Jest tam formularz html z ciągiem znaków base64.
Dekodowanie daje nam 80 losowych bajtów.
Co kilka sekund dane ulegają zmianie, co sugeruje jakiś timestamp.
Jeśli podamy własny ciąg base64 strona odpowiada `AES decryption failed`.
Wszystko wskazuje na `Padding Oracle Attack` - podatność która pozwala odzyskać n-1 bloków szyfrogramu dla szyfru blokowego w trybie CBC.
W trybie CBC tekst przed szyfrowaniem jest XORowany z zaszyfrowanym blokiem poprzednim.
To oznacza że zmiana jednego bajtu szyfrogramu spowoduje że wszystkie bajty na odpowiadającej pozycji w kolejnych blokach będą źle zdekodowane, ponieważ zostaną XORowane z inną wartością niż powinny.
W naszym ataku chcemy wykorzystać to w jaki sposób deszyfrowanie wykorzystuje padding.
W paddingu PKCS7 ostatni bajt zawsze określa parametry wypełnienia.
To liczba która mówi ile bajtów paddingu mamy oraz jaką wartość powinien przyjmować każdy z tych bajtów.
Na przykład jeśli mamy 3 bajty paddingu w 16 bajtowym bloku to blok przyjmuje postać `XXXXXXXXXXXXX0x30x030x3`.
Jeśli padding nie ma poprawnej formy dostaniemy błąd deszyfrowania, ponieważ to oznacza że dane zostały uszkodzone/podmienione.
W naszym ataku chcemy zgadnać bajt plaintextu poprzez zamienienie go w padding.

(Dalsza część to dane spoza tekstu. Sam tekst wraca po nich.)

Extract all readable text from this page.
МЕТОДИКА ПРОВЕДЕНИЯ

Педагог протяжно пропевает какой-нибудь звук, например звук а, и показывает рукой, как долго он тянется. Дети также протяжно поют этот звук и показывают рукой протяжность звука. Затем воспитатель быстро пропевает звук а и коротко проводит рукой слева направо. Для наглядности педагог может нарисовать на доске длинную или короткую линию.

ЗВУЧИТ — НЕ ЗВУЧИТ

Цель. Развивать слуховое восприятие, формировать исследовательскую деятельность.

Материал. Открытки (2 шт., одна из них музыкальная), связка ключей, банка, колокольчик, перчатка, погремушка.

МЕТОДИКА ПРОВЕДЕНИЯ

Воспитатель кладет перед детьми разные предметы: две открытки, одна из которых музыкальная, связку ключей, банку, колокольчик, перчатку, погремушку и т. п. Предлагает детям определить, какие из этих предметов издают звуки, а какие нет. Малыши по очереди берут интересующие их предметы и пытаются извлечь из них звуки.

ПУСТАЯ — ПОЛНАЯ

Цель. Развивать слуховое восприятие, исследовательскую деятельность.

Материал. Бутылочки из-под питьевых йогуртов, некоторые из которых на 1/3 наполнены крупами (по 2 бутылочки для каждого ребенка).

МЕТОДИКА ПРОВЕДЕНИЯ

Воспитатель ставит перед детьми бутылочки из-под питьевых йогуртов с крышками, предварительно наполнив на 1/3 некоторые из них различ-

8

Załóżmy że mamy 2 bloki szyfrogramu.
Jeśli zmienimy ostatni bajt pierwszego bloku to ta wartość zostanie XORowana z odszyfrowanym ostatnim bajtem drugiego bloku.
Ponieważ zmieniliśmy wartość na inną to ostatni bajt na pewno nie będzie miał już wartości "poprawnej" więc padding będzie zepsutu... chyba że przypadkiem uzyskamy wartość `0x1`, która jest poprawnym paddingiem!
Jeśli wartość stała się teraz `0x1` to znaczy że `nasz_zmieniony_bajt XOR odszyfrowany_bajt = 0x1` z czego wynika że `odszyfrowany_bajt = nasz_zmieniony_bajt XOR 0x1`!
Więc jeśli dla jakiejś wartości nie wystąpi błąd deszyfrowania to znaczy że właśnie odkodowaliśmy ostatni bajt szyfrogramu.
Możemy to teraz rozszerzyć na więcej bajtów - aby odzyskać teraz bajt `k-1` potrzebujemy aby ostatni bajt przyjął wartość `0x2` (możemy to zrobić bo znamy już wartość ostatniego bajtu) i jeśli znajdziemy teraz bajt na pozycji k-1 dla którego nie wystąpi błąd deszyfrowania to znaczy że wartość po XORowaniu wynosi teraz `0x2`.
To oczywiście nie pozwoli nam odzyskać pierwszego bloku, ale z tym nic nie zrobimy, chyba że mamy do czynienia z pewną szczególną sytuacją, kiedy IV jest dodane jako pierwszy blok plaintextu.
W takiej sytuacji jesteśmy w stanie odzyskać także IV.
W naszym przypadku nie wiedzieliśmy nic na temat IV ani czy jest nam on do czegoś potrzebny, w związku z czym założyliśmy że nie i okazało się to być założeniem poprawnym.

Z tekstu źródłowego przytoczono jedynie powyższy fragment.